Treatment of tetrahydrofuran solutions of the salts [N(PPh₃)₂][MH(CO)₄L][M = Cr or W, L = CO; M = W, L = P(OMe)₃] with [AuCl(PPh₃)] in the presence of TIPF₆ afforded the compounds [AuM(µ-H)(CO)₄L(PPh₃)]. The gold–molybdenum compound [AuMo(µ-H)(CO)₅(PPh₃)] was similarly prepared from a dichloromethane solution of [N(PPh₃)₂][Mo₂(µ-H)(CO)₁₀]. Reactions between [N(PPh₃)₂][MH(CO)₄L][M = Cr or W, L = CO; M = W, L = P(OMe)₃], [Agl(PMe₃)], and TIPF₆ yielded the hydrido-bridged bimetal compounds [AgM(µ-H)(CO)₄L(PMe₃)]. A single-crystal X-ray diffraction study has been carried out on the complex [AuCr(µ-H)(CO)₅(PPh₃)]. The molecule has a bent Au(µ-H) Cr geometry [Au–Cr 2.770(2), Au–H 1.72(11), and Cr–H 1.64(12)Å; Au–H–Cr 111 (5)°] in accord with the presence of a three-centre two-electron bond.
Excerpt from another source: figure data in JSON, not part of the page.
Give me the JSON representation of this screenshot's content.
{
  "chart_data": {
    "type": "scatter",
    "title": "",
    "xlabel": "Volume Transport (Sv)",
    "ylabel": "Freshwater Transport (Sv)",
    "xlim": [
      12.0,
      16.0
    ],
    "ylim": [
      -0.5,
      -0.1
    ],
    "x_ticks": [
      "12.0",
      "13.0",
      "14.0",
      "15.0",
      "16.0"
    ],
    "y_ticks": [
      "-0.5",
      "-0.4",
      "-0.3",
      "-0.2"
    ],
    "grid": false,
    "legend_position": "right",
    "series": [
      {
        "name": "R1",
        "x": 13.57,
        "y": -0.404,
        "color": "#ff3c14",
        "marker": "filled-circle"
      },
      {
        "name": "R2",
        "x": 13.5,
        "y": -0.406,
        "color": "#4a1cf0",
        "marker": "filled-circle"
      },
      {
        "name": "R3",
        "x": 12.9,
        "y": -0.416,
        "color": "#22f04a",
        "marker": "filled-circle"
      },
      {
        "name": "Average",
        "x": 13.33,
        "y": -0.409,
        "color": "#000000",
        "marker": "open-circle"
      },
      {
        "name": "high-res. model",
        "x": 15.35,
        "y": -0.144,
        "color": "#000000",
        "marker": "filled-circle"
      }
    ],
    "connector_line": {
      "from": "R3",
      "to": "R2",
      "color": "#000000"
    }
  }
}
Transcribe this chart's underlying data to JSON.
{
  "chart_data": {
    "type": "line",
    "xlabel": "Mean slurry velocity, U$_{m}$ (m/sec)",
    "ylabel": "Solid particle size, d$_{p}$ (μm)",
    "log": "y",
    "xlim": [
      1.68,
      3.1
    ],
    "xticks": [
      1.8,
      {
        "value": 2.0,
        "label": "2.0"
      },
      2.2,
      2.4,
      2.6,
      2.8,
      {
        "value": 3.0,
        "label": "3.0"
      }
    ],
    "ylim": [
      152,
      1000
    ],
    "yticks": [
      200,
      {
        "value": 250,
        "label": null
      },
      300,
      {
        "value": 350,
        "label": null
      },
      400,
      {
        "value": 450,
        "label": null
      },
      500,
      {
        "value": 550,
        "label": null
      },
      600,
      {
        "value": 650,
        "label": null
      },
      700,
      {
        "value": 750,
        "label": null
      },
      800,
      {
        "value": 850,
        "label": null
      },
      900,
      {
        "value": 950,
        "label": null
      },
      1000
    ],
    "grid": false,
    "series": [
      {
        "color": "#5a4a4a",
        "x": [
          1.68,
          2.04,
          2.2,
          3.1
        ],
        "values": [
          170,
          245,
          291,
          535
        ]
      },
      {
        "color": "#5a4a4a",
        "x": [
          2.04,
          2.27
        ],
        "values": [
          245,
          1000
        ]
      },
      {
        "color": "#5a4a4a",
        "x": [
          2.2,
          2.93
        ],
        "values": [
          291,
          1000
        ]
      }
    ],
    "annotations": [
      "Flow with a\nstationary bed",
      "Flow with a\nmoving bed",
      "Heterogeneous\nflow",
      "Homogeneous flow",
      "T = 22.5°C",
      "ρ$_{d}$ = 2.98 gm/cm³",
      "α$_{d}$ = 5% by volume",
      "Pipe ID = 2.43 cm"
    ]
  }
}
The orientation of the Cr(CO)₅ group is staggered relative to the Au(µ-H)Cr bridge, with the hydrido-ligand lying transoid to the axial carbonyl ligand and the phosphine group. Crystals are triclinic, space group P(no. 2), and the structure has been refined to R 0.047 for 3 401 intensities measured at 210 K in the range 4 ⩽ 2θ⩽ 50°. Proton, ³¹P-{¹H}, and ¹³C-{H} n.m.r. spectroscopic data for the various compounds are reported and show that these species undergo dynamic behaviour in solution involving dissociation of the PPh₃ or PMe₃ groups, site exchange of CO ligands, and, for the silver-containing complexes, dissociation of the MH(CO)₄L fragments.